Era uma ponte quase em ruínas. Atravessava-se a ponte e do outro lado estava o rio. Vi um velho sentado na ponte, no último pilar, com uma comprida cana de pesca presa entre as mãos. Parei o carro e fui ter com ele. « Os porcos dilatam com o calor», riu o velho apontando com o queixo para um animal enorme, meio afundado na lama, alguns metros abaixo. Se ele não me tivesse dito aquilo pensaria que era um hipopótamo.
Retorqui:
- Deve fazer muito calor neste lugar...
O venho riu-se às gargalhadas. Faltavam-lhe dentes. As gargalhadas, todavia, eram jovens, como se por baixo da pele grossa e enrugada se escondesse um rapaz com a dentadura completa, a cabeleira farta e o rosto liso, ainda imberbe. Explicou-me que, depois da ponte ter sido construida, o leito do rio se desviara umas dezenas de metros para o lado esquerdo, dando origem àquele particular extravio da razão. O rio recusara a ponte. Sempre que chovia a estrada ficava pelas àguas.

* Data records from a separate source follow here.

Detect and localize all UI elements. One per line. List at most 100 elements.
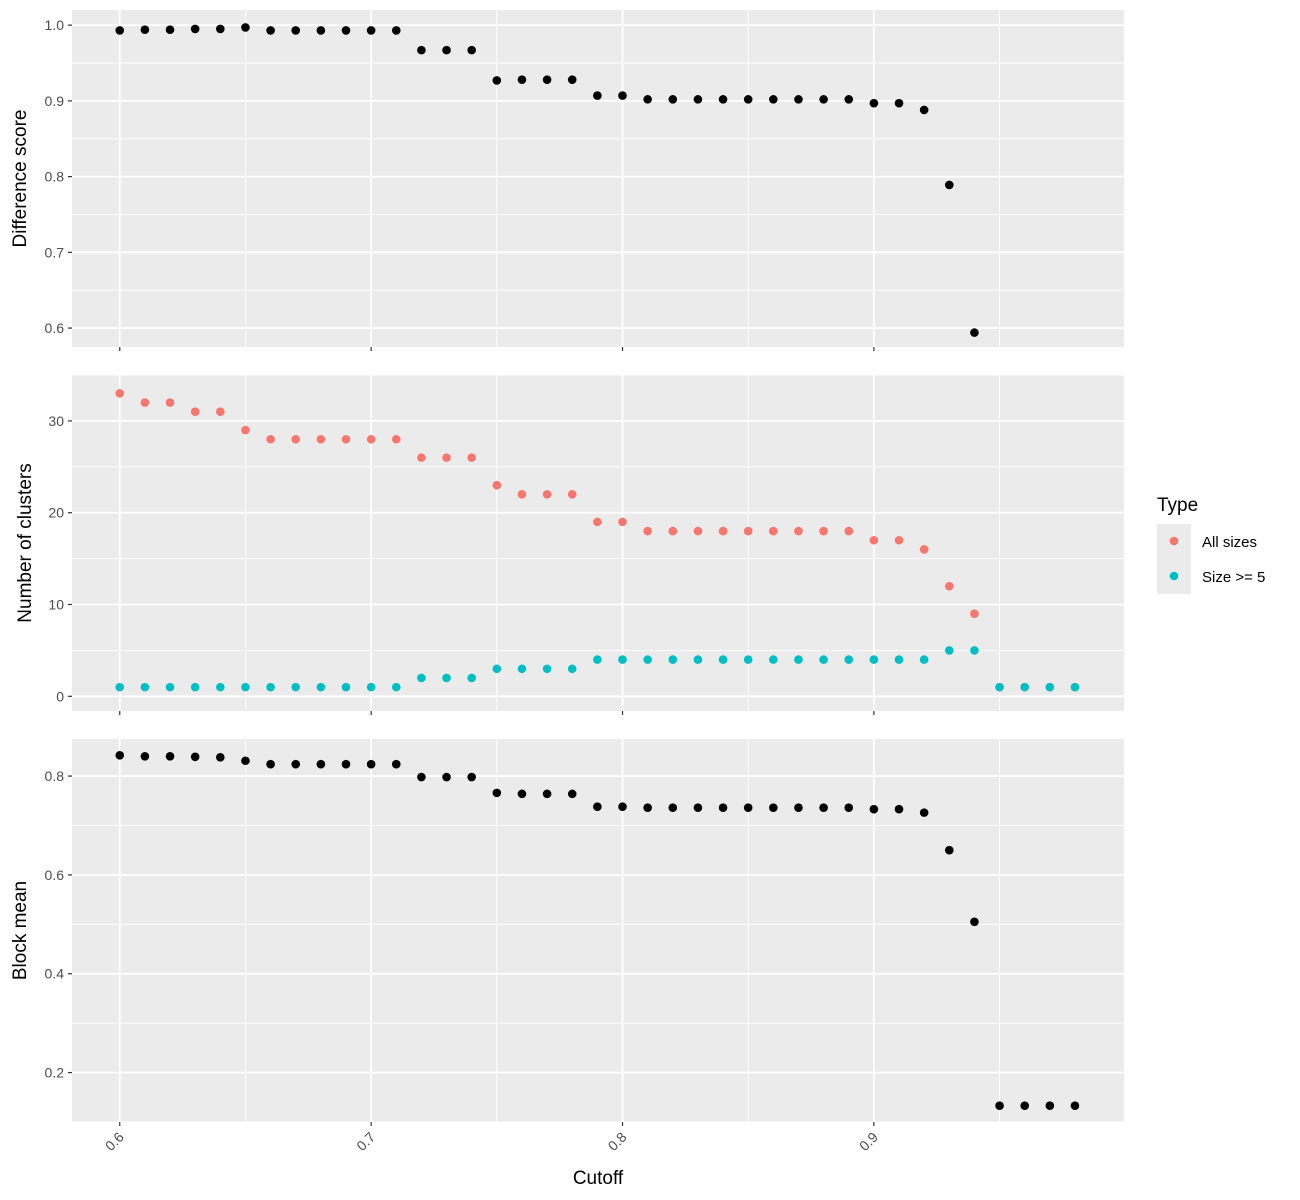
panels: 0.6 0.7 0.8 0.9 1.0 Difference score 0 10 20 30 Nu…: [10, 10, 1124, 1126]
data-point: [1020, 682, 1030, 692]
data-point: [140, 751, 150, 761]
data-point: [743, 95, 753, 104]
data-point: [467, 453, 476, 462]
data-point: [1070, 1101, 1080, 1110]
data-point: [593, 655, 602, 664]
data-point: [995, 682, 1004, 692]
data-point: [869, 98, 879, 108]
data-point: [894, 804, 904, 814]
data-point: [266, 759, 275, 769]
data-point: [366, 759, 376, 769]
data-point: [542, 490, 552, 499]
data-point: [567, 75, 577, 84]
panel-background: [72, 10, 1124, 347]
y-tick-label: 0.2: [45, 1065, 65, 1081]
data-point: [467, 673, 476, 683]
legend-label-size-ge-5: Size >= 5: [1202, 569, 1265, 586]
y-tick-label: 20: [48, 505, 64, 521]
data-point: [291, 26, 301, 35]
data-point: [1020, 1101, 1030, 1110]
data-point: [391, 434, 401, 444]
data-point: [944, 845, 954, 855]
data-point: [894, 535, 904, 545]
data-point: [794, 526, 803, 536]
y-tick-label: 30: [48, 413, 64, 429]
data-point: [492, 76, 502, 85]
data-point: [291, 434, 301, 444]
data-point: [542, 75, 552, 84]
data-point: [442, 45, 451, 55]
data-point: [341, 26, 351, 35]
data-point: [241, 682, 250, 692]
data-point: [643, 526, 652, 536]
data-point: [769, 526, 778, 536]
data-point: [869, 655, 879, 664]
data-point: [769, 95, 778, 104]
data-point: [693, 95, 703, 104]
data-point: [693, 803, 703, 812]
y-tick-label: 0.6: [45, 320, 65, 336]
data-point: [341, 434, 351, 444]
y-axis-title: Difference score: [10, 110, 31, 248]
data-point: [391, 26, 401, 35]
x-axis-title: Cutoff: [573, 1168, 624, 1189]
data-point: [140, 398, 150, 407]
data-point: [693, 526, 703, 536]
data-point: [316, 434, 326, 444]
data-point: [844, 526, 854, 536]
data-point: [115, 26, 125, 35]
series-2: [115, 646, 1080, 692]
data-point: [417, 45, 426, 55]
data-point: [794, 655, 803, 664]
data-point: [944, 581, 954, 591]
data-point: [190, 24, 200, 34]
data-point: [819, 655, 828, 664]
data-point: [266, 434, 275, 444]
data-point: [165, 25, 175, 34]
data-point: [391, 682, 401, 692]
data-point: [769, 655, 778, 664]
data-point: [517, 490, 527, 499]
data-point: [618, 655, 627, 664]
x-tick-label: 0.7: [353, 1129, 378, 1154]
data-point: [743, 803, 753, 812]
data-point: [1070, 682, 1080, 692]
data-point: [442, 673, 451, 683]
x-axis: 0.6 0.7 0.8 0.9: [102, 1129, 881, 1154]
data-point: [668, 95, 678, 104]
data-point: [442, 772, 451, 782]
data-point: [291, 759, 301, 769]
data-point: [115, 751, 125, 760]
data-point: [241, 425, 250, 435]
data-point: [1045, 1101, 1055, 1110]
data-point: [492, 788, 502, 798]
data-point: [919, 808, 929, 817]
data-point: [542, 789, 552, 799]
legend-label-all-sizes: All sizes: [1202, 534, 1257, 551]
data-point: [593, 91, 602, 100]
data-point: [944, 646, 954, 655]
data-point: [316, 682, 326, 692]
data-point: [216, 24, 225, 34]
data-point: [819, 803, 828, 812]
data-point: [241, 23, 250, 32]
data-point: [769, 803, 778, 812]
data-point: [341, 682, 351, 692]
data-point: [366, 26, 376, 35]
data-point: [517, 789, 527, 799]
y-tick-label: 1.0: [45, 17, 65, 33]
data-point: [517, 664, 527, 674]
data-point: [944, 180, 954, 190]
data-point: [341, 759, 351, 769]
data-point: [115, 389, 125, 398]
panel-2: 0 10 20 30 Number of clusters: [15, 374, 1124, 715]
data-point: [844, 95, 854, 104]
data-point: [190, 682, 200, 692]
data-point: [618, 802, 627, 812]
y-tick-label: 0: [56, 688, 64, 704]
data-point: [794, 803, 803, 812]
data-point: [115, 682, 125, 692]
data-point: [517, 75, 527, 84]
data-point: [266, 26, 275, 35]
data-point: [844, 803, 854, 812]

- Não há maneira de passar?
O velho encolheu os ombros. Não havia. Não, pelo menos enquanto chovesse, e estávamos em plena estação das chuvas. Fosse como fosse, quase nunca aparecia ninguém naquela estrada.
- Vai dar onde a estrada?
E ele sabia? Voltou a rir-se. O riso dele refrescava a alma, como tomar banho de mangueira após um dia de praia. Não sabia. nunca vira ninguém cruzar o rio vindo do outro lado.
- Então vou ter de voltar para trás?
Irrita-me voltar para trás. Viajo para saber onde as estradas vão dar. Prefiro seguir pelas estradas secundárias. Gosto dos caminhos de terra batida, das picadas abertas a custo entre espinheiras altas. Uma vez, algures no deserto do Namibe, encontrei uma estrada desenhada na rocha. Durante quilómetros e quilómetros o que havia era apenas o corpo exposto de uma rocha lisa, com a mesma cor alucinada dos crepúsculos, batida pelo vento áspero e pelo duro sol. Pequenos paralelepípedos cortados numa pedra escura, e colocados de dez em dez metros de ambos os lados da estrada, traçavam o percurso. Depois reapareceram as dunas, coroadas aqui e ali pelas rijas folhas de uma Welwitchia mirabilis, e o sonho terminou. Da mesma forma que um surfista procura a vida interia a onde perfeita, eu procuro a estrada. Provavelmente era aquela, mas não tenho uma única imagem que comprove a sua existência.
- Quer almoçar comigo?
A proposta apanhou-me de supresa. Disse-lhe que não. Depois corrigi:
- Onde?
Ele informou-se que havia um pequeno restaurante ali perto, mesmo à beira da estrada. Eu não vira restaurante nenhum. O velho desmontou a cana de pesca, arrumou os apetrechos num saco de couro e levantou-se. Mostrou-me a pescaria. Ajudei-o a colocar tudo na bagageira. O restaurante não era logo ali. Ficava a uns bons vinte quilómetros. Chamava-se O Máximo, o que me pareceu uma designação demasiado optimista, até compreender que era o nome do proprietário. O poroprietário, aliás, era ele mesmo, o velho pescador. Máximo mandou grelhar os peixes que trouxera do rio. Estavam bons, acompanhados por batatas cozidas e salada de alface e tomate. Quis saber como era ele para ali, porque decidira construir um restaurante num lugar tão remoto, junto a uma ponte que dava para uum rio. Máximo encolheu os ombros magros. Não fora ele quem construíra o restaurante. Ganhara-o ao jogo. Fora por causa do jogo, fugindo de credores, que se eentranhara no mato, até chegar àquele lugar sem nome. Contou-me isto enquanto almoçávamos, bebendo cerveja morna e sorrindo sempre.
- Quer jogar?
- Não, eu não jogo.
- É uma pena. Tencionava apostar o meu restaurante contra o seu carro. Se perdesse esperava pelo fim das chuvas, atravessava o rio a pé, e sguia viagem. Se ganhasse pegava no carro e voltava para trás, para a vida que deixei...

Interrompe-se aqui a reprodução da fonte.